TOUR : Vous étiez aussi initialement prévu pour participer aux championnats du monde fin septembre en Australie ?
Kämna : Oui, j'avais initialement l'objectif d'y aller, notamment pour le contre-la-montre - je veux travailler davantage sur ce point. Mais à cause de la blessure, il n'était pas possible de s'entraîner sur le vélo de contre-la-montre, car cela aurait mis à rude épreuve le muscle qui s'est contracté. C'est pourquoi nous l'avons annulé.
TOUR : Quelle est la suite des événements ? Y a-t-il de nouveaux projets comme l'année dernière, lorsque vous avez pris le départ de la course à étapes de VTT Cape Epic en Afrique du Sud à l'automne ?
Kämna : Je me vois bien refaire ça. C'était vraiment sympa. Et du point de vue des chutes, ce n'est pas plus dangereux qu'une classique belge. Mais la Cape Epic se déroule normalement en mars et n'est donc pas compatible avec la saison sur route. C'est pourquoi elle n'est pas prévue pour les années à venir.
TOUR : Quelle est la fascination pour les courses de VTT ?
Kämna : C'était simplement quelque chose de différent. La prochaine fois, j'aurais peut-être plus d'ambition - je voudrais être plus en forme au départ. Les deux sont supers, mais le vélo de course a tendance à me plaire encore plus.
TOUR : Vous avez maintenant 26 ans et vous avez pu tester un peu vos capacités dans le cyclisme professionnel. En regardant vers l'avenir, quel est votre projet cycliste pour 2023 ?

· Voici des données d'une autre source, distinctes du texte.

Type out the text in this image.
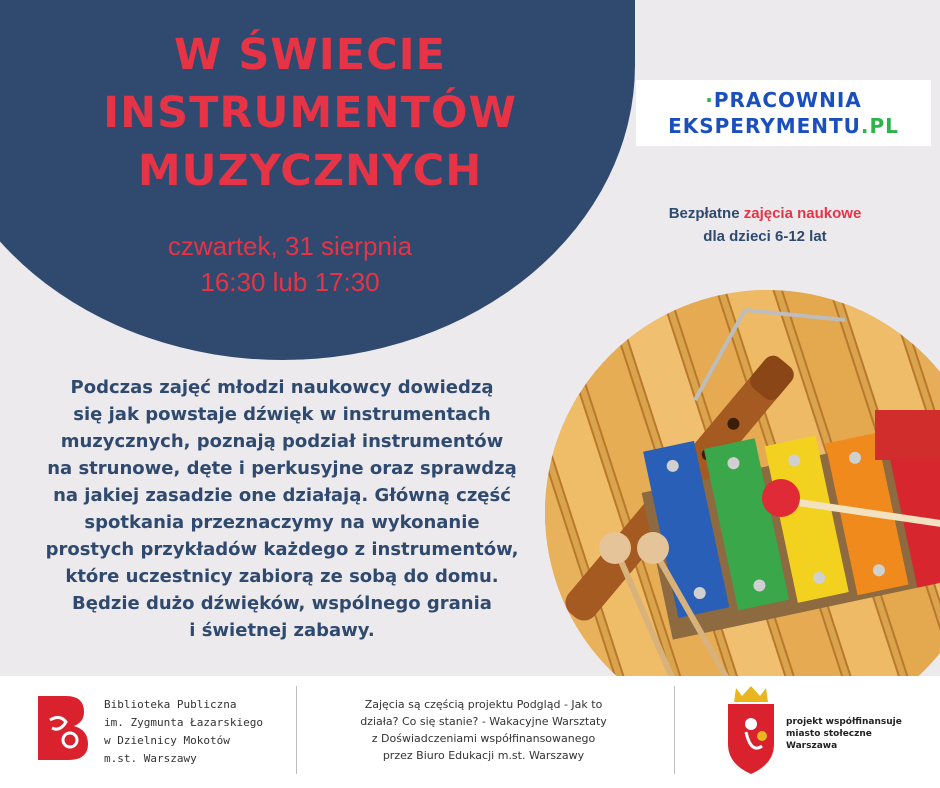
W ŚWIECIE
INSTRUMENTÓW
MUZYCZNYCH
czwartek, 31 sierpnia
16:30 lub 17:30
·PRACOWNIA
EKSPERYMENTU.PL
Bezpłatne zajęcia naukowe
dla dzieci 6-12 lat
Podczas zajęć młodzi naukowcy dowiedzą
się jak powstaje dźwięk w instrumentach
muzycznych, poznają podział instrumentów
na strunowe, dęte i perkusyjne oraz sprawdzą
na jakiej zasadzie one działają. Główną część
spotkania przeznaczymy na wykonanie
prostych przykładów każdego z instrumentów,
które uczestnicy zabiorą ze sobą do domu.
Będzie dużo dźwięków, wspólnego grania
i świetnej zabawy.
Biblioteka Publiczna
im. Zygmunta Łazarskiego
w Dzielnicy Mokotów
m.st. Warszawy
Zajęcia są częścią projektu Podgląd - Jak to
działa? Co się stanie? - Wakacyjne Warsztaty
z Doświadczeniami współfinansowanego
przez Biuro Edukacji m.st. Warszawy
projekt współfinansuje
miasto stołeczne
Warszawa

Kämna : Nous avons en tout cas quelques projets en tête. Nous allons certainement lancer des projets en direction du GC (classement général ; ndlr). Nous discuterons de ce que nous ferons exactement dans les semaines à venir.
TOUR : On l'a vu : Vous aimez rouler de manière agressive, offensive, divertissante et avec succès. En même temps, en Allemagne, on se pose toujours la question : n'avons-nous pas en Lennard Kämna un grand talent pour le classement général d'un tour de trois semaines ? Mais rouler au classement signifie souvent aussi faire preuve de retenue, être plutôt sur la défensive. Comment cela s'accorde-t-il avec vos préférences ?
Kämna : J'essaie toujours de conduire de manière agressive ! Pour moi, il ne serait pas facile d'accepter de n'être qu'un suiveur. Je n'aimerais pas devenir pilote GC si je me rendais compte que je roulais pour la dixième, onzième, douzième ou treizième place. Cela ne me satisferait pas. Ce serait vraiment se contenter de suivre - on ne peut rien créer. Je préférerais alors partir à l'attaque. Dans mes rêves, j'aimerais pouvoir marquer une course de mon empreinte, pouvoir agir. Mais je n'en suis pas encore là.